The Future Is As Bright As The Promises Of God

Archive for November 6, 2013

John Q. Adams Pro-God Anti-Slavery


If you have an opportunity to read any books written about (or written by) John Quincy Adams, please take time to do so. Adams, 6th President of the United States, was not afraid to speak his mind on any subject.
The following is an excerpt from “Letters of John Quincy Adams to His Sons on the Bible and its Teachings”…

“The first point of view in which I have invited you to consider the Bible, is the light of Divine Revelation. And what are we to understand by these terms? I intend as much as possible, to avoid the field of controversy, which I am not well acquainted with, and for which I have little respect, and still less inclination. My idea of the Bible as a Divine Revelation, is founded upon its practical use to mankind, and not upon metaphysical subtleties. There are three points of doctrine, the belief of which, forms the foundation of all morality. The first is the existence of God; the second is the immortality of the human soul; and the third is, a future state of rewards and punishments. Suppose it possible for a man to disbelieve either of those articles of faith, and that man will have no conscience, he will have no other law than that of the tiger or the shark; the laws of man may bind him in chains, or may put him to death, but they can never make him wise, virtuous, or happy…
It is so obvious to every reasonable being, that he did not make himself, and the world which he inhabits, could as little make itself, that the moment we begin to exercise the power of reflection, it seems impossible to escape the conviction that there is a Creator. It is equally evident that the Creator must be a spiritual, and not material being; there is also a consciousness that the thinking part of our nature is not material, but spiritual — that it is not subject to the laws of matter, nor perishable with it.”

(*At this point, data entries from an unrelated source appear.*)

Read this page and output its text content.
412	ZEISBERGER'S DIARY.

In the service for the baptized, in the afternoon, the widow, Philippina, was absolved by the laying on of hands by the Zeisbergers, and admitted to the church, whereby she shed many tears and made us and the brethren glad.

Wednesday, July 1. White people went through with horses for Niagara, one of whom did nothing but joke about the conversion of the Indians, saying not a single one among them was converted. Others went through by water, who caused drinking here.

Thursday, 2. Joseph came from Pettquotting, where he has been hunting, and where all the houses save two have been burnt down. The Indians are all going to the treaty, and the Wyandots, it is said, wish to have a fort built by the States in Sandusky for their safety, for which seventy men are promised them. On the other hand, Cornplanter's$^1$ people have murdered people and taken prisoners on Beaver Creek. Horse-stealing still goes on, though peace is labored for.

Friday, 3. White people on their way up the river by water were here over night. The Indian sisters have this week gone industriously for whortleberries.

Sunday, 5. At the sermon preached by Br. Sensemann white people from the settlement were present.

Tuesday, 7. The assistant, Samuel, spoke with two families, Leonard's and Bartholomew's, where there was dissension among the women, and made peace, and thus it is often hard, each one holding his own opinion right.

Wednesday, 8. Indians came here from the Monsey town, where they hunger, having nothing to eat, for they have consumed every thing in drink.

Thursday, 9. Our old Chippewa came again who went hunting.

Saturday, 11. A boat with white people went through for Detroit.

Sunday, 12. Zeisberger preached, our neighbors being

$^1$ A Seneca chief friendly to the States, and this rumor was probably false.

Adams believed that all men have the same God-given rights. He worked for years to end slavery. In a speech delivered on the 61th anniversary of the Declaration of Independence, he stated…

“The inconsistency of the institution of domestic slavery with the principles of the Declaration of Independence was seen and lamented by all the southern patriots of the Revolution; by no one with deeper and more unalterable conviction than by the author of the Declaration himself. No charge of insincerity or hypocrisy can be fairly laid to their charge. Never from their lips was heard one syllable of attempt to justify the institution of slavery. They universally considered it as a reproach fastened upon them by the unnatural step-mother country and they saw that before the principles of the Declaration of Independence, slavery, in common with every other mode of oppression, was destined sooner or later to be banished from the earth. Such was the undoubting conviction of Jefferson to his dying day. In the Memoir of HIs Life, written at the age of seventy-seven, he gave to his countrymen the solemn and emphatic warning that the day was not distant when they must hear and adopt the general emancipation of their slaves. “Nothing is more certainly written,” said he, “in the book of fate than that these people are to be free.”